The “hypnotist hitman” high-concept is a fascinating one, but it’s worth noting the film isn’t really about that. Most of the running time is spent following Fabio through his pretty pathetic life. Despite the big names on the cast list, McManus holds the entire film together with a lovely performance that prevents Fabio from becoming entirely unlikable. He resorts to bad behavior to make ends meet, but he’s simply likable enough to forgive him his trespasses. “His life was a mess,” the narrator says. “He made some bad decisions on the way.”
Speaking of the narrator: Hart Bochner (known most for his role as Ellis in Die Hard) provides a droll narration that feels inspired by Hugh Ross’s work in The Assassination of Jesse James by the Coward Robert Ford. It doesn’t quite work, oftentimes popping up to tape over the gaps in the actual narrative. He exposits story points that needed to be shown and explains characters’ emotions when the actors should be doing the heavy lifting. It’s the sort of narration that feels grafted onto the footage to create coherency to the final result of a production without the luxury of reshoots. Maybe it’s exactly that. Even with that in mind, it’s the weakest element of the production.
Taking into account the fact that this is a shoestring production, however, it’s worth highlighting Will Parker’s production design. Although some scenes take place in what appear to be pretty nondescript settings, a large amount of the film is spent in Fabio’s office, which has an off-kilter minimalist visual style that I appreciated. It’s a choice that works. Another artifact of the low-budget production is the audio design, which, frankly, is mostly not great … but strange in a fashion that worked for me in the end. It may not have been intentional. If not, it was at least properly salvaged to feel additive to the film’s overall odd aesthetic.

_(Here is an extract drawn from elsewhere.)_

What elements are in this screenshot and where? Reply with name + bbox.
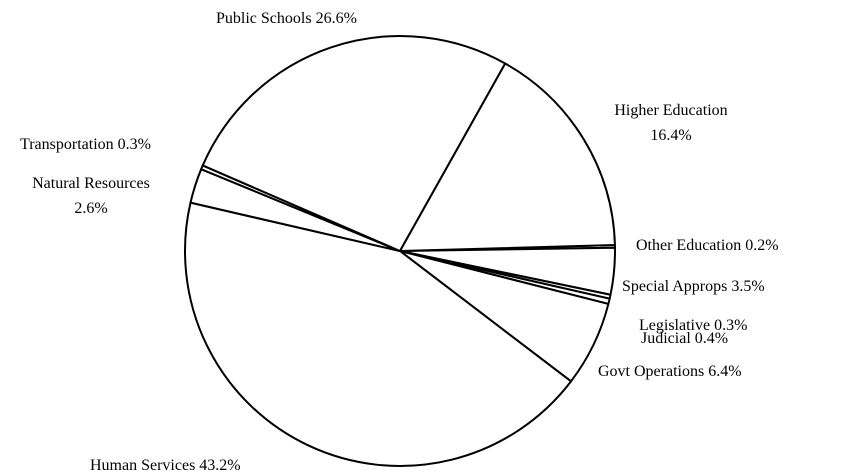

Forty Winks had a successful festival debut last year and is now playing on Plex TV. It’s hard to find information about it without knowing Will Parker’s story, but the highest praise I can give the film is that it feels like the type of film that doesn’t need to be viewed as a curiosity. Sure, most viewers will go in wondering just what a 17-year-old filmmaker was capable of producing. I’m hopeful, though, that someone will find it late one night, enjoy it on its own weird merits and then later feel impressed that somehow a kid managed to make it work.